Society for the Anthropology of Food and Nutrition
Oral Presentation Session
Craft beer is booming. There are presently more than 260 small-scale breweries in North Carolina alone. Popular print on the industry often reproduces a romantic image: a laid-back, quirky, passion-driven pursuit. What could be better than making beer for a living? But these idyllic accounts too often obscure or omit a persistent, potent actor in the industry and in the lives of its professionals: ethanol (C2H6O).Centering alcohol in brewing suggests new questions: What are the potential occupational, physiological, and social ramifications of brewers’ daily work with alcohol? How might this chemical agent gradually shape the everyday lives and livelihoods of craftspeople?

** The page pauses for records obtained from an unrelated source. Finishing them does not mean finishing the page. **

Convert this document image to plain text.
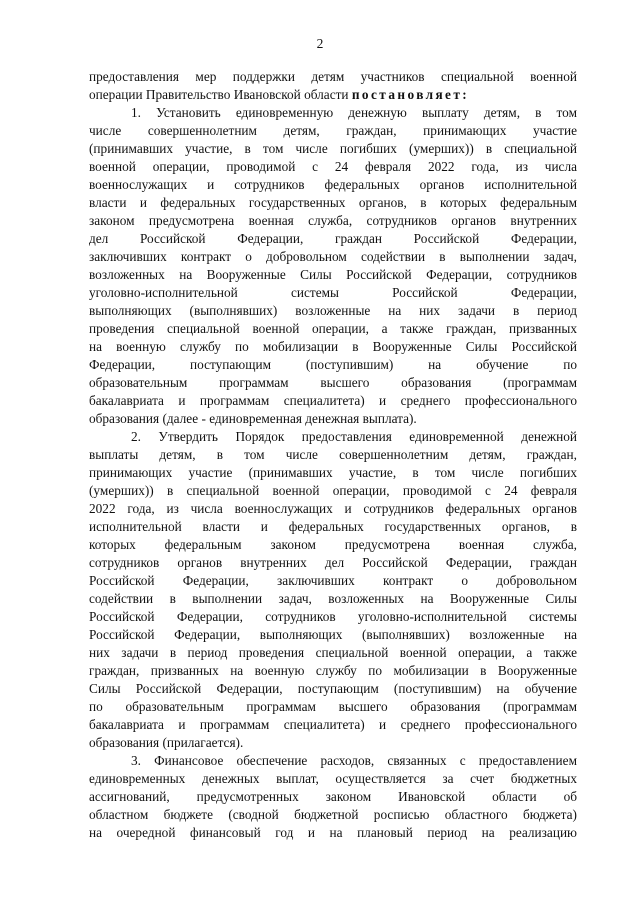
2
предоставления мер поддержки детям участников специальной военной
операции Правительство Ивановской области постановляет:
1. Установить единовременную денежную выплату детям, в том
числе совершеннолетним детям, граждан, принимающих участие
(принимавших участие, в том числе погибших (умерших)) в специальной
военной операции, проводимой с 24 февраля 2022 года, из числа
военнослужащих и сотрудников федеральных органов исполнительной
власти и федеральных государственных органов, в которых федеральным
законом предусмотрена военная служба, сотрудников органов внутренних
дел Российской Федерации, граждан Российской Федерации,
заключивших контракт о добровольном содействии в выполнении задач,
возложенных на Вооруженные Силы Российской Федерации, сотрудников
уголовно-исполнительной системы Российской Федерации,
выполняющих (выполнявших) возложенные на них задачи в период
проведения специальной военной операции, а также граждан, призванных
на военную службу по мобилизации в Вооруженные Силы Российской
Федерации, поступающим (поступившим) на обучение по
образовательным программам высшего образования (программам
бакалавриата и программам специалитета) и среднего профессионального
образования (далее - единовременная денежная выплата).
2. Утвердить Порядок предоставления единовременной денежной
выплаты детям, в том числе совершеннолетним детям, граждан,
принимающих участие (принимавших участие, в том числе погибших
(умерших)) в специальной военной операции, проводимой с 24 февраля
2022 года, из числа военнослужащих и сотрудников федеральных органов
исполнительной власти и федеральных государственных органов, в
которых федеральным законом предусмотрена военная служба,
сотрудников органов внутренних дел Российской Федерации, граждан
Российской Федерации, заключивших контракт о добровольном
содействии в выполнении задач, возложенных на Вооруженные Силы
Российской Федерации, сотрудников уголовно-исполнительной системы
Российской Федерации, выполняющих (выполнявших) возложенные на
них задачи в период проведения специальной военной операции, а также
граждан, призванных на военную службу по мобилизации в Вооруженные
Силы Российской Федерации, поступающим (поступившим) на обучение
по образовательным программам высшего образования (программам
бакалавриата и программам специалитета) и среднего профессионального
образования (прилагается).
3. Финансовое обеспечение расходов, связанных с предоставлением
единовременных денежных выплат, осуществляется за счет бюджетных
ассигнований, предусмотренных законом Ивановской области об
областном бюджете (сводной бюджетной росписью областного бюджета)
на очередной финансовый год и на плановый период на реализацию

In this paper, I examine the mosaic collaborations of craft brewers and ethanol through a hands-on study of drinking on the job. Drawing on over eighteen months of ethnographic research as a professional brewer in North Carolina’s craft beer community, I explore the myriad pressures that motivate brewers to drink while working. I trace what the vocational consumption of alcohol enables: moments of repose, bursts of creativity, and sessions of collaborative conviviality. Conversely, I also consider how habitual drinking can degrade brewers’ emotional stability, innovation, and professional community. Through these observations, I seek to illuminate some aspects of the nuanced reflexive relationships between brewers and the object of their trade; what it means to craft alcohol, and also to be crafted by it for better and for worse. I conclude by considering what might an intimate study of brewer/ethanol interaction reveal about our own working relationships with alcohol?